It’s true that the principle of Zero Trust might be right for this moment; after all, work-from-home and hybrid work policies are becoming the norm, as are cloud applications. However, many organisations may struggle with the reality of what’s involved with a Zero Trust framework or infrastructure. Having protected the boundary for so long, it takes a change of mindset to verify every connection attempt.
At its core, Zero Trust should start with strong user authentication and the chosen authentication method should not hamper user productivity. Therefore, organisations need to look first at how users establish their identity and consider the level of trust that can be attributed to that mechanism. The truth is, if authentication is by passwords alone, there is no assurance of security, no matter how robust the rest of the Zero Trust strategy is. Yet despite this, a recent survey of work-from-anywhere cybersecurity practices at companies in the UK, France and Germany revealed that less than a quarter (22%) of respondents had implemented two-factor authentication (2FA). That’s a problem for Zero Trust, because going forward with such a model depends on having a strong level of trust in the authentication mechanisms of every user, from every device.
Strong authentication needs to be a foundational building block of the Zero Trust strategy. With that in mind, what are the key strong authentication best practices organisations need to adopt in order to ensure Zero Trust is correctly supported?
1. Choose strong authentication based on open standards
By decoupling authentication from the identity and access management (IAM) platform, and by choosing an authenticator based on open standards, authentication will work with a wide array of IAM solutions. That way, users are empowered to be productive on a new IAM system, or non-federated access point, using the same authenticator within minutes instead of weeks.
2. All accounts must be considered
Service accounts, as well as user accounts, need to be heavily protected, monitored, and properly scoped. Too often, these types of accounts are protected with static passwords. That isn’t sufficient, but unfortunately a number of IT and other systems have limitations on authentication options. However, they can often make use of cryptographic certificate-based authentication – private keys that should be stored in hardware security modules (HSMs), dedicated security hardware that come in different sizes, from large physical appliances to small USB devices.
3. Cryptographically-based signing is key
It has been possible for quite some time to digitally sign electronic documents and personal authenticators and inexpensive HSMs make this easier and stronger.

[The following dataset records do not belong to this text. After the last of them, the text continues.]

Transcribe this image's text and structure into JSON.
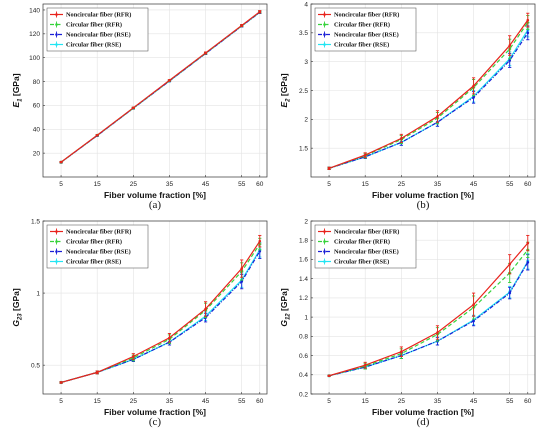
{
  "chart_data": [
    {
      "type": "line",
      "caption": "(a)",
      "xlabel": "Fiber volume fraction [%]",
      "ylabel": "E",
      "ylabel_sub": "1",
      "ylabel_unit": " [GPa]",
      "x": [
        5,
        15,
        25,
        35,
        45,
        55,
        60
      ],
      "xlim": [
        0,
        62
      ],
      "ylim": [
        0,
        145
      ],
      "yticks": [
        20,
        40,
        60,
        80,
        100,
        120,
        140
      ],
      "grid": true,
      "legend": "top-left",
      "series": [
        {
          "name": "Noncircular fiber (RFR)",
          "values": [
            12.5,
            35.0,
            58.0,
            81.0,
            104.0,
            127.0,
            138.5
          ],
          "err": [
            0.5,
            0.5,
            0.6,
            0.6,
            0.8,
            0.8,
            1.0
          ]
        },
        {
          "name": "Circular fiber (RFR)",
          "values": [
            12.4,
            34.9,
            57.8,
            80.8,
            103.8,
            126.8,
            138.3
          ],
          "err": [
            0.5,
            0.5,
            0.6,
            0.6,
            0.8,
            0.8,
            1.0
          ]
        },
        {
          "name": "Noncircular fiber (RSE)",
          "values": [
            12.3,
            34.7,
            57.6,
            80.5,
            103.5,
            126.5,
            138.0
          ],
          "err": [
            0.5,
            0.5,
            0.6,
            0.6,
            0.8,
            0.8,
            1.0
          ]
        },
        {
          "name": "Circular fiber (RSE)",
          "values": [
            12.3,
            34.7,
            57.6,
            80.5,
            103.5,
            126.5,
            138.0
          ],
          "err": [
            0.5,
            0.5,
            0.6,
            0.6,
            0.8,
            0.8,
            1.0
          ]
        }
      ]
    },
    {
      "type": "line",
      "caption": "(b)",
      "xlabel": "Fiber volume fraction [%]",
      "ylabel": "E",
      "ylabel_sub": "2",
      "ylabel_unit": " [GPa]",
      "x": [
        5,
        15,
        25,
        35,
        45,
        55,
        60
      ],
      "xlim": [
        0,
        62
      ],
      "ylim": [
        1,
        4
      ],
      "yticks": [
        1.5,
        2,
        2.5,
        3,
        3.5,
        4
      ],
      "grid": true,
      "legend": "top-left",
      "series": [
        {
          "name": "Noncircular fiber (RFR)",
          "values": [
            1.15,
            1.38,
            1.67,
            2.05,
            2.58,
            3.28,
            3.72
          ],
          "err": [
            0.02,
            0.04,
            0.07,
            0.1,
            0.14,
            0.17,
            0.12
          ]
        },
        {
          "name": "Circular fiber (RFR)",
          "values": [
            1.15,
            1.37,
            1.65,
            2.02,
            2.55,
            3.22,
            3.68
          ],
          "err": [
            0.02,
            0.04,
            0.07,
            0.1,
            0.14,
            0.17,
            0.12
          ]
        },
        {
          "name": "Noncircular fiber (RSE)",
          "values": [
            1.15,
            1.35,
            1.6,
            1.95,
            2.38,
            3.02,
            3.5
          ],
          "err": [
            0.02,
            0.03,
            0.05,
            0.07,
            0.1,
            0.12,
            0.12
          ]
        },
        {
          "name": "Circular fiber (RSE)",
          "values": [
            1.15,
            1.35,
            1.6,
            1.95,
            2.4,
            3.05,
            3.55
          ],
          "err": [
            0.02,
            0.03,
            0.05,
            0.07,
            0.1,
            0.12,
            0.12
          ]
        }
      ]
    },
    {
      "type": "line",
      "caption": "(c)",
      "xlabel": "Fiber volume fraction [%]",
      "ylabel": "G",
      "ylabel_sub": "23",
      "ylabel_unit": " [GPa]",
      "x": [
        5,
        15,
        25,
        35,
        45,
        55,
        60
      ],
      "xlim": [
        0,
        62
      ],
      "ylim": [
        0.3,
        1.5
      ],
      "yticks": [
        0.5,
        1,
        1.5
      ],
      "grid": true,
      "legend": "top-left",
      "series": [
        {
          "name": "Noncircular fiber (RFR)",
          "values": [
            0.38,
            0.45,
            0.56,
            0.69,
            0.89,
            1.17,
            1.36
          ],
          "err": [
            0.005,
            0.01,
            0.02,
            0.03,
            0.05,
            0.06,
            0.04
          ]
        },
        {
          "name": "Circular fiber (RFR)",
          "values": [
            0.38,
            0.45,
            0.55,
            0.68,
            0.88,
            1.15,
            1.34
          ],
          "err": [
            0.005,
            0.01,
            0.02,
            0.03,
            0.05,
            0.06,
            0.04
          ]
        },
        {
          "name": "Noncircular fiber (RSE)",
          "values": [
            0.38,
            0.45,
            0.54,
            0.66,
            0.83,
            1.08,
            1.29
          ],
          "err": [
            0.005,
            0.01,
            0.015,
            0.02,
            0.03,
            0.05,
            0.05
          ]
        },
        {
          "name": "Circular fiber (RSE)",
          "values": [
            0.38,
            0.45,
            0.54,
            0.66,
            0.84,
            1.09,
            1.3
          ],
          "err": [
            0.005,
            0.01,
            0.015,
            0.02,
            0.03,
            0.05,
            0.05
          ]
        }
      ]
    },
    {
      "type": "line",
      "caption": "(d)",
      "xlabel": "Fiber volume fraction [%]",
      "ylabel": "G",
      "ylabel_sub": "12",
      "ylabel_unit": " [GPa]",
      "x": [
        5,
        15,
        25,
        35,
        45,
        55,
        60
      ],
      "xlim": [
        0,
        62
      ],
      "ylim": [
        0.2,
        2
      ],
      "yticks": [
        0.2,
        0.4,
        0.6,
        0.8,
        1,
        1.2,
        1.4,
        1.6,
        1.8,
        2
      ],
      "grid": true,
      "legend": "top-left",
      "series": [
        {
          "name": "Noncircular fiber (RFR)",
          "values": [
            0.39,
            0.5,
            0.64,
            0.84,
            1.13,
            1.55,
            1.77
          ],
          "err": [
            0.005,
            0.03,
            0.05,
            0.07,
            0.12,
            0.1,
            0.08
          ]
        },
        {
          "name": "Circular fiber (RFR)",
          "values": [
            0.39,
            0.49,
            0.62,
            0.82,
            1.1,
            1.46,
            1.7
          ],
          "err": [
            0.005,
            0.03,
            0.05,
            0.07,
            0.12,
            0.1,
            0.08
          ]
        },
        {
          "name": "Noncircular fiber (RSE)",
          "values": [
            0.39,
            0.48,
            0.6,
            0.75,
            0.96,
            1.25,
            1.57
          ],
          "err": [
            0.005,
            0.02,
            0.03,
            0.04,
            0.05,
            0.06,
            0.08
          ]
        },
        {
          "name": "Circular fiber (RSE)",
          "values": [
            0.39,
            0.48,
            0.6,
            0.75,
            0.97,
            1.26,
            1.58
          ],
          "err": [
            0.005,
            0.02,
            0.03,
            0.04,
            0.05,
            0.06,
            0.08
          ]
        }
      ]
    }
  ],
  "series_style": [
    {
      "color": "#e8231c",
      "dash": "",
      "marker": "circle"
    },
    {
      "color": "#35d23b",
      "dash": "4,2.5",
      "marker": "diamond"
    },
    {
      "color": "#1a1fd6",
      "dash": "4,1.5,1,1.5",
      "marker": "circle"
    },
    {
      "color": "#22e5f2",
      "dash": "",
      "marker": "square"
    }
  ]
}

Cryptographically-based signing, backed by hardware, ensures that content was in fact created by the signer.
4. Validate devices
Strong authentication, such as that provided by a hardware device, supports a Zero Trust approach but it is still very important to validate the device itself to ensure it is not compromised. Attestation
validates that the authenticator hardware is from a trusted manufacturer and that the credentials generated on it have not been cloned. Attestation is a key pair that is burned into the device during manufacturing, providing important details such as manufacturer and device model. Attestation concepts are built into the FIDO standard and some vendors also include attestation capabilities for smart card deployments.
5. Remember risk
A trusted strong authentication approach allows for step-up authentication based on risk. This protects the user and the organisation while increasing productivity. Real time risk-based access policies, such as those implemented in a Zero Trust framework, are based on signals and risk scores. A strong authentication solution that is hardware-based, and highly trusted, can elicit a high trust score, thus allowing for higher privileged access.
6. Purpose build phishing resistance
The earlier cited survey into working from home cybersecurity tells us that, where companies have implemented 2FA, mobile authentication apps and SMS one-time passcodes (OTPs) are the most popular.
It’s true that these basic forms of 2FA provide higher levels of security than username/password alone, but they are not invulnerable to some threats, such as sophisticated phishing and man-in-the-middle attacks. OTPs via SMS can also fall into the wrong hands as a result of ‘SIM-swap’ fraud, and employees can be tricked into providing them to a would-be hacker if they’re persuaded it’s a legitimate request.
A strong, phishing-resistant authentication solution should be purpose-built. It should also reduce, not add to, authentication complexity. A dedicated security-focused device that is simple to use heightens security without an impact on productivity and also allows for easy and consistent monitoring.
7. Plan for a passwordless future
Achieving secure passwordless login across desktop and mobile requires a rich ecosystem and a consistent framework for authentication. An ecosystem built on open FIDO2/WebAuthn standards is best placed to deliver security and usability, while also satisfying the need for portability, compatibility, interoperability and scale.
Modern multi-factor authentication (MFA) is essential to prevent network access through stolen passwords. Now that the industry is moving away from symmetric based secrets (passwords, OTPs) to more advanced asymmetric solutions bound in physical devices, it’s more important than ever to start with strong authentication if Zero Trust is to become a reality.